Mejor que nuestras palabras hablan estos versos de Quince años ya:
Y vacilante entre el muchacho loco
y el hombre previsor y mesurado,
ni piensas como niño, porque es poco,
ni piensas como el hombre: es demasiado.
Y un cielo crees hallar en tu alegría,
y un infierno encontrar en tu tristeza,
según que tu alma la gobierne un día
ya el loco corazón, ya la cabeza.
Amarga, pero irrefutable filosofía encierran las estrofas copiadas; y para nuestro gusto, es Quince años ya la más cuidada y poética de las composiciones del librito.
La del frente es, en puridad de verdad, una buena escena de la vida real, y en la que todos acaso hemos sido actores. Es la historia eterna de la sacerdotisa de Venus caída del pedestal. Alfredo de Musset no desdeñaría alguna de las pinceladas con que Mérida nos pinta á la cortesana en sus días, ya de esplendor, ya de decadencia.
Juan de Mata, que así bautiza el poeta su tercera producción, es la pintura fiel de un tipo criollo, exclusivo de Lima. Pluma de observador profundo es la que allí se ha ejercitado.
Gabriela es una lección galante, á la vez que justa, dada á las mujeres que se encariñan con pergaminos nobiliarios.

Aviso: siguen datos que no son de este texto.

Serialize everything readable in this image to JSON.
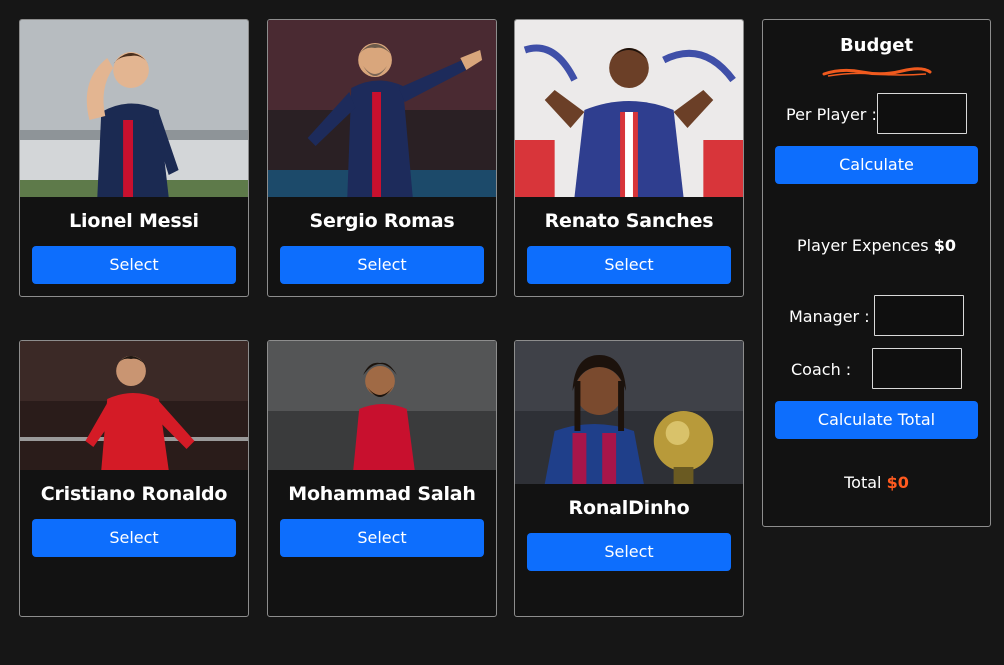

Haciendo contraste con la primera composición del librito, viene la última, titulada La vejez. En ella, el poeta se revela pensador y cristiano.
Pero como hasta la cara
más perfecta y bonita,
si no un lunar, ostenta una pequita,
y como todo no ha de ser almíbar y pan tierno, voy, para poner remate á este artículo, á fruncir el entrecejo y levantar la palmeta del pedagogo, que bien merece Mérida un palmetazo, y recio. Por escribir de prisa, como si lo forzaran con puñal al pecho, descuida con frecuencia las reglas de la métrica y de la sintaxis, pecados graves en quien, como él, peca, no por ignorancia, sino por pereza para corregir y limar. Al que tiene el estro y demás envidiables dotes poéticas que ha revelado Mérida en sus Copias del natural, hay derecho para exigirle que no desatienda la forma, que ella es la ropa con que se atavían los pensamientos. ¿Por qué Mérida, que tiene facultades para vestir siempre de raso y terciopelo sus ideas, las ha de envolver á veces en filipichín y zaraza?

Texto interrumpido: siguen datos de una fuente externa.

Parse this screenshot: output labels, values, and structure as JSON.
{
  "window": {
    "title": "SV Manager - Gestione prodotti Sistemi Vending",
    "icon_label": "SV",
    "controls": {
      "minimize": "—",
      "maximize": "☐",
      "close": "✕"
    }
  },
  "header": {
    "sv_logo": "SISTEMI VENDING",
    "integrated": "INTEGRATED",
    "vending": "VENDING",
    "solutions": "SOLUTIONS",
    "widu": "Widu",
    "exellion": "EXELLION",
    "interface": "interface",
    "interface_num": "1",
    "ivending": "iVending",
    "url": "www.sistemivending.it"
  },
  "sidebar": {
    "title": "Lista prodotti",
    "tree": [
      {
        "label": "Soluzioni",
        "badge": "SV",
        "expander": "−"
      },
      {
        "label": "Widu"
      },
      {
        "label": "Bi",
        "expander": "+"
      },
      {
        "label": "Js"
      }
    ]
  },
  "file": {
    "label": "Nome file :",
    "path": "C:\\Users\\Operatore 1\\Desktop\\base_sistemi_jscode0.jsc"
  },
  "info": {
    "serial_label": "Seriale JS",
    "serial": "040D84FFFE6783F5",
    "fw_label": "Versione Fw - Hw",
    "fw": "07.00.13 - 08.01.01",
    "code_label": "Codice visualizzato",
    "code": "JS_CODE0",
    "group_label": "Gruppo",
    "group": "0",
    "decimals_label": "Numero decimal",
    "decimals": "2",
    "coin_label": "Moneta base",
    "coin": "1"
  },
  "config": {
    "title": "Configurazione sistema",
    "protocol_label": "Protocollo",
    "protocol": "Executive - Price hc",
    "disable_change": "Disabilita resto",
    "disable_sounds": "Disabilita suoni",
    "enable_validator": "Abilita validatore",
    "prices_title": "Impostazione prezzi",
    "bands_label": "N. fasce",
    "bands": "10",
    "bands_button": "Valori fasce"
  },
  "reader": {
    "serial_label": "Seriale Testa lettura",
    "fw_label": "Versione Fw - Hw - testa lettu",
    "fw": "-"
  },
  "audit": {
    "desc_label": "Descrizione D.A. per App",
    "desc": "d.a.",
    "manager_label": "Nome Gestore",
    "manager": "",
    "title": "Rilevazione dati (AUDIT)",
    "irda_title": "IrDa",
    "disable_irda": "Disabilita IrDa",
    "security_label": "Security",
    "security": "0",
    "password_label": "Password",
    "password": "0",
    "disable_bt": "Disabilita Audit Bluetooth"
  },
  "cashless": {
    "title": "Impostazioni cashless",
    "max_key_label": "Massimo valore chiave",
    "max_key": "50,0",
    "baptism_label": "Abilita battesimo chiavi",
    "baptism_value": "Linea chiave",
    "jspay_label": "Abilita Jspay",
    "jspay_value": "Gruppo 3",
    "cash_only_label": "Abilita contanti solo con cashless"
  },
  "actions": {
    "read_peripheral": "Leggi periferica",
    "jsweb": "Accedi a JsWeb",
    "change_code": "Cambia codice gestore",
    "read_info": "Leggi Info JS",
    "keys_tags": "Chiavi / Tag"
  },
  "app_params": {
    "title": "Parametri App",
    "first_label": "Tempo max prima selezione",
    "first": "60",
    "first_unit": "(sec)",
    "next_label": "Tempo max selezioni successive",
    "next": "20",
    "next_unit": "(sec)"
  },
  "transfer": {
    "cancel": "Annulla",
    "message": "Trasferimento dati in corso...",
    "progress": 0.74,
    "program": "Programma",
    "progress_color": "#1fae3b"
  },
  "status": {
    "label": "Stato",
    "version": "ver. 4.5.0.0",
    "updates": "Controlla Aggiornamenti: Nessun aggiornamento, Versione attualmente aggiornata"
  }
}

Por lo mismo que, entre nosotros, el mejor libro (salvo los de texto para las escuelas) no produce para e] puchero cotidiano; por lo mismo que los literatos, en el Perú, no son más que abnegados obreros del progreso, pienso que el escritor está más seriamente obligado á ser correcto, hasta donde sus fuerzas intelectuales y su ilustración se lo permitan, que á más no poder... ¡paciencia y moler vidrios con los codos!
Ojalá opine como yo el inteligente Mérida, abomine el pecado de incorrección, y haga formal propósito de enmienda. He dicho. Fecha y firma.
- ↑ Aureliano Villarán. Este distinguido joven murió en 1882.